Kouvonen et al. established an association between work stress and smoking; people with high effort-reward imbalance or lower rewards had a high probability of smoking, necessitating implementation of smoking cessation programs at workplaces [7]. Other literature defied such relation [12, 13].

A multitude of inventories have been developed to evaluate occupational stress. One of the most important instrument being the Health and Safety Executive Management Standards Indicator Tool (HSE-MS IT) [1], having an acceptable validity and reliability [14], and has been frequently used [15-17]. It was validated in Iran by Marzabadi et al [18]. It provides with mean score for each of the 7 dimensions; organization's performance in each dimension can be gauged by comparing with reference data [19-21]. This study probed into occupational stress and smoking status among workers of one of the steel industries in Iran.

 

Material and Methods

Study design and participants

This cross-sectional descriptive analytical study was conducted under the kind supervision of student research committee of Shahid Beheshti University of Medical Sciences, in 2017, in a steel industry of Southern Iran.

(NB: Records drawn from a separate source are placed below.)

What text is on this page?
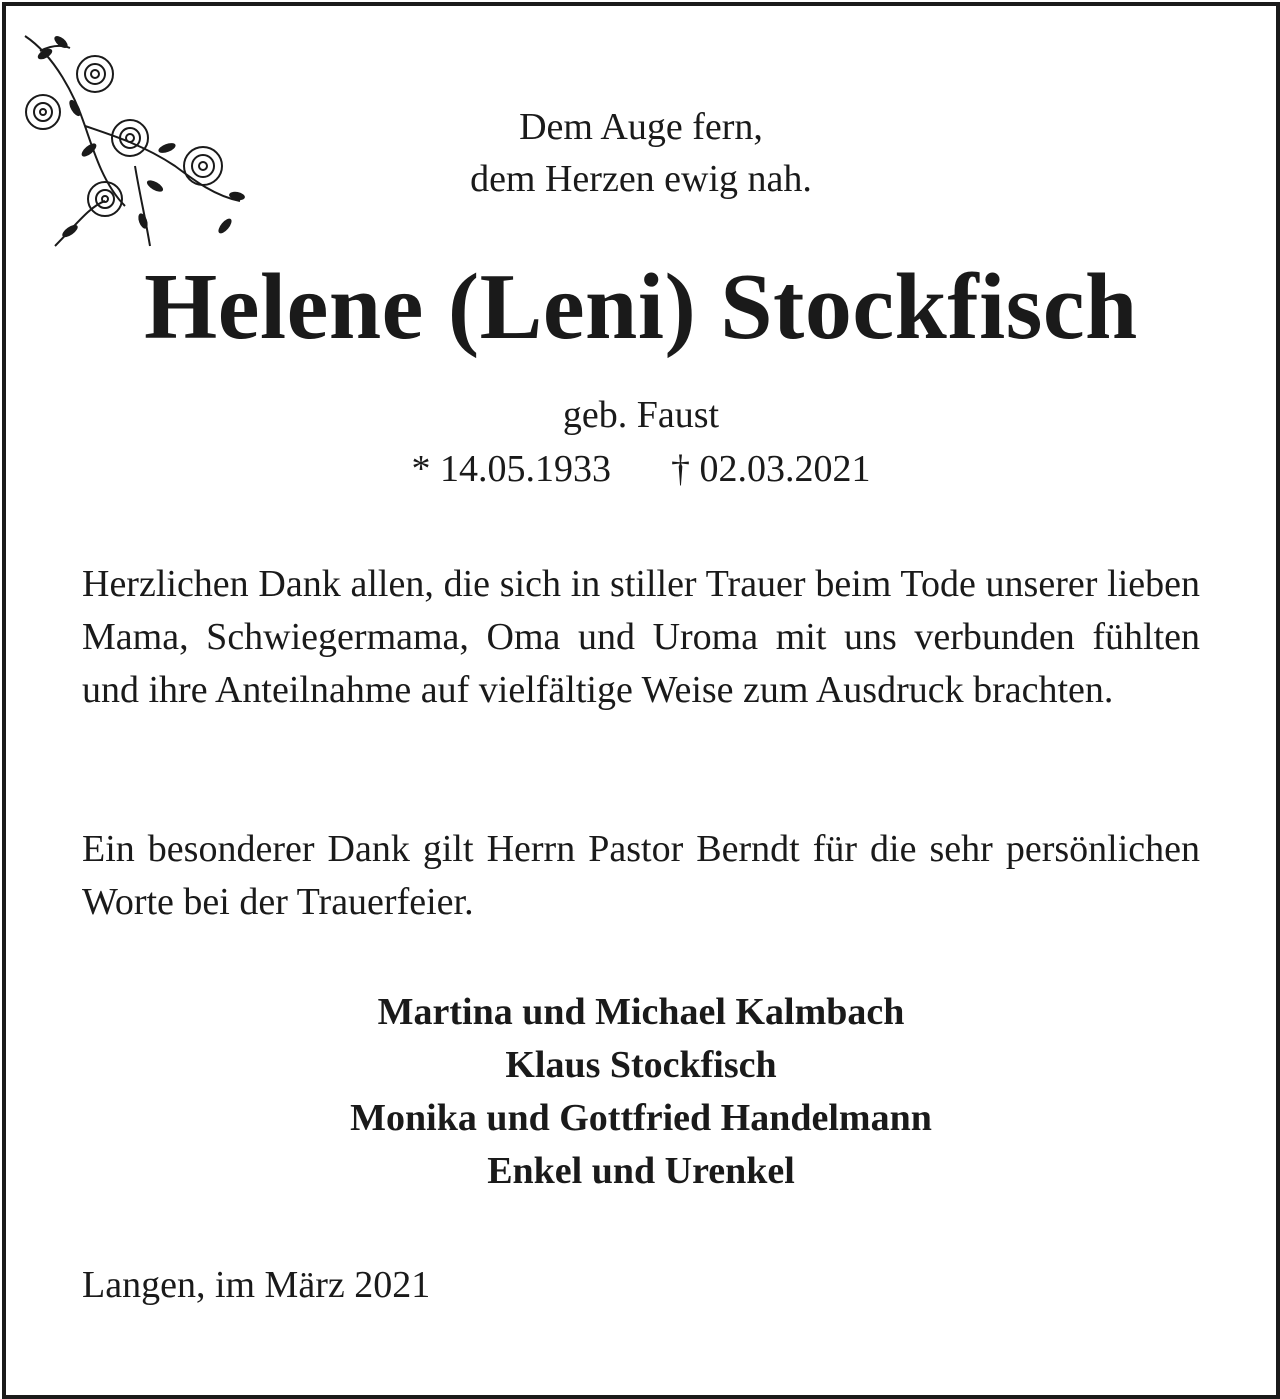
Dem Auge fern,
dem Herzen ewig nah.
Helene (Leni) Stockfisch
geb. Faust
* 14.05.1933 † 02.03.2021
Herzlichen Dank allen, die sich in stiller Trauer beim Tode unserer lieben Mama, Schwiegermama, Oma und Uroma mit uns verbunden fühlten und ihre Anteilnahme auf vielfältige Weise zum Ausdruck brachten.
Ein besonderer Dank gilt Herrn Pastor Berndt für die sehr persönlichen Worte bei der Trauerfeier.
Martina und Michael Kalmbach
Klaus Stockfisch
Monika und Gottfried Handelmann
Enkel und Urenkel
Langen, im März 2021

All 105 male workers in this industry were enrolled. Data collected via HSE-MS IT [1].

 

Occupational stress assessment

Standardized HSE-MS IT questionnaire has 35-items and seven dimensions; demands (8 items), control (6 items), managers’ support (5 items), peer support (4 items), relationships (4 items), role (5 items) and change (3 items). First four indicate job-content, rest specify the job context. Responses are scored on a five-point Likert scale, from 1-5(very undesirable to very desirable). Two alternative response formats were used: a frequency response (always to never) and an agreement format (strongly disagree to strongly agree). According to HSE-MS IT, higher scores indicated a lower stress risk [19]; scores below 20th percentile reflected high stress risk, 20-50th percentile meant undesirable category, 50-80th percentile showed desirable category and 80th percentile and above were the very desirable category, as this classification is also called benchmark data [4, 19]. Reliability and validity of this questionnaire in Iran was approved by Marzabadi et al. with Cronbach’s alpha=0.78 [18].

 

Demographic and smoking assessment

Demographic variables including age, marital status, education level, work experience and smoking habit were also gathered to rule out their possible relation with outcome variable. To enhance trust and comfort, the purpose of study was elucidated to every worker, there was no pressure of any type and informed consent was taken from every respondent. Smoking was measured using standardized methods presented by Otten et al. [13]; which divide smoking intensity into 3 categories; light smoker (1–9 cigarettes), medium smoker (10–19 cigarettes) and heavy smoker (20 or more cigarettes) [7, 13]. All subjects who had smoked three or more cigarettes per day over the previous month were labeled as smokers by self-reporting data. Only adult male aging less than 60 years served in the subject industry, therefore, senior citizen males and females from any age-group could not be enrolled in this survey.

 

Statistical analysis

Data analyzed via IBM-SPSS 22. Normality was determined by Kolmogorov-Smirnov test. Relationships between demographic characteristics (marital status and smoking habit) and education level with mean score of occupational stress were examined by independent sample T-test and Kruskal Wallis test respectively. p<0.05 was considered the level of significance. Quantitative data presented as mean with standard deviation – M±SD.

 

Results

Response rate was 86.7% as 91 completed questionnaires were received back. Mean age of smoking and non-smoking workers 39.5±10.2 & 38.4±5.5 respectively, work experience of smokers and non-smokers 13±6.1 & 12.9±5.9 years respectively, while 90.4% were married. Education levels of 26.9%, 13.5%, 42.3% and 17.3% subjects were Diploma, Associate degree, Bachelor and Master of science respectively. All smokers were medium smokers as stated, so our parameters were confined to non-smokers and medium smokers only; latter being 48.1%.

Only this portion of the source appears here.